The art-nap was not always such a social affair, however. Responding to Robert Rauschenberg’s hanging of his own bed on the wall, Leo Steinberg wrote, “There, in the vertical posture of art, it continues to work in the imagination as the eternal companion of our other resource, our horizontality, the flat bedding in which we do our begetting, conceiving, and dreaming.”8 But now, as both art and sleep lose their connection to “the imagination,” it’s not altogether clear to me that they will stay “eternal companions,” let alone bedfellows. Lying dormant no longer signals that artists are traveling elsewhere; rather, it presents them here before us, caught between the newly commodified nap and precarious rest. Now, as sleeping in public becomes a marketable form of self-fashioning, a naturalist display of health and well-being, or a desperate reenactment of one’s vulnerability, artists may even take the next step and pretend to stay awake, artificial irises painted over their eyelids to find their way through another forest of symbols. Welcome to the Provigil era.
Endnotes
1. Penelope Green, “Sleep Is the New Status Symbol,” New York Times, Apr. 8, 2017.

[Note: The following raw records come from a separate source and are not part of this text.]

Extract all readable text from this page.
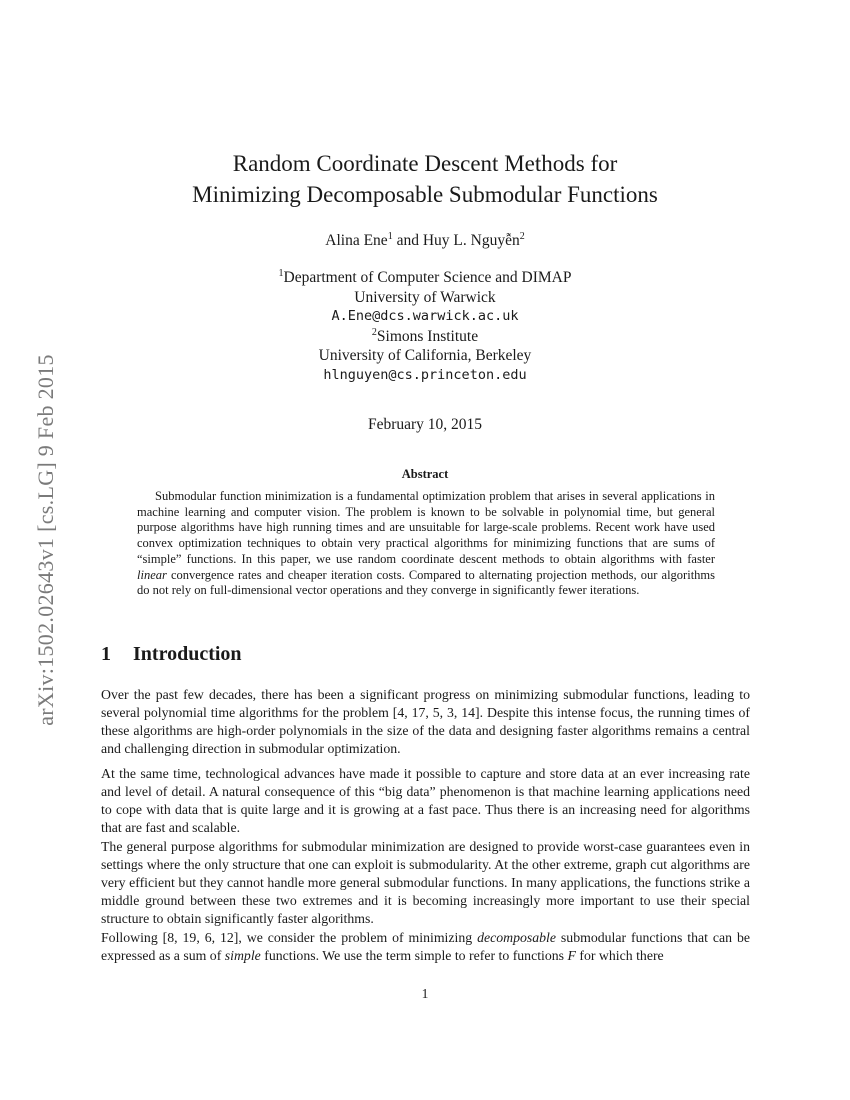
arXiv:1502.02643v1 [cs.LG] 9 Feb 2015
Random Coordinate Descent Methods for
Minimizing Decomposable Submodular Functions
Alina Ene$^1$ and Huy L. Nguyễn$^2$
$^1$Department of Computer Science and DIMAP
University of Warwick
A.Ene@dcs.warwick.ac.uk
$^2$Simons Institute
University of California, Berkeley
hlnguyen@cs.princeton.edu
February 10, 2015
Abstract

Submodular function minimization is a fundamental optimization problem that arises in several applications in machine learning and computer vision. The problem is known to be solvable in polynomial time, but general purpose algorithms have high running times and are unsuitable for large-scale problems. Recent work have used convex optimization techniques to obtain very practical algorithms for minimizing functions that are sums of “simple” functions. In this paper, we use random coordinate descent methods to obtain algorithms with faster linear convergence rates and cheaper iteration costs. Compared to alternating projection methods, our algorithms do not rely on full-dimensional vector operations and they converge in significantly fewer iterations.

1 Introduction

Over the past few decades, there has been a significant progress on minimizing submodular functions, leading to several polynomial time algorithms for the problem [4, 17, 5, 3, 14]. Despite this intense focus, the running times of these algorithms are high-order polynomials in the size of the data and designing faster algorithms remains a central and challenging direction in submodular optimization.

At the same time, technological advances have made it possible to capture and store data at an ever increasing rate and level of detail. A natural consequence of this “big data” phenomenon is that machine learning applications need to cope with data that is quite large and it is growing at a fast pace. Thus there is an increasing need for algorithms that are fast and scalable.

The general purpose algorithms for submodular minimization are designed to provide worst-case guarantees even in settings where the only structure that one can exploit is submodularity. At the other extreme, graph cut algorithms are very efficient but they cannot handle more general submodular functions. In many applications, the functions strike a middle ground between these two extremes and it is becoming increasingly more important to use their special structure to obtain significantly faster algorithms.

Following [8, 19, 6, 12], we consider the problem of minimizing decomposable submodular functions that can be expressed as a sum of simple functions. We use the term simple to refer to functions F for which there

1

2. Jean Baudrillard, The System of Objects, 1968, trans. James Benedict, London, Verso, 1996, p. 169.
3. Steve Lohr, “Don’t Get Too Comfortable at That Desk,” New York Times, Oct. 6, 2017.
4. Anson Rabinbach, The Human Motor: Energy, Fatigue and the Origins of Modernity, New York, Basic Books, 1990.
5. Jonathan Crary, 24/7: Late Capitalism and the Ends of Sleep, London, Verso, 2014, pp. 10–14.
6. Julia Bryan-Wilson and Glenn Adamson, Art in the Making: Artists and Their Materials from the Studio to Crowdsourcing, London, Thames and Hudson, 2016, p. ii.
7. Author telephone interview with Dawn Kasper, Mar. 9, 2018.
8. Leo Steinberg, “Other Criteria,” in Other Criteria: Confrontations with Twentieth-Century Art, New York, Oxford University Press, 1972, p. 90.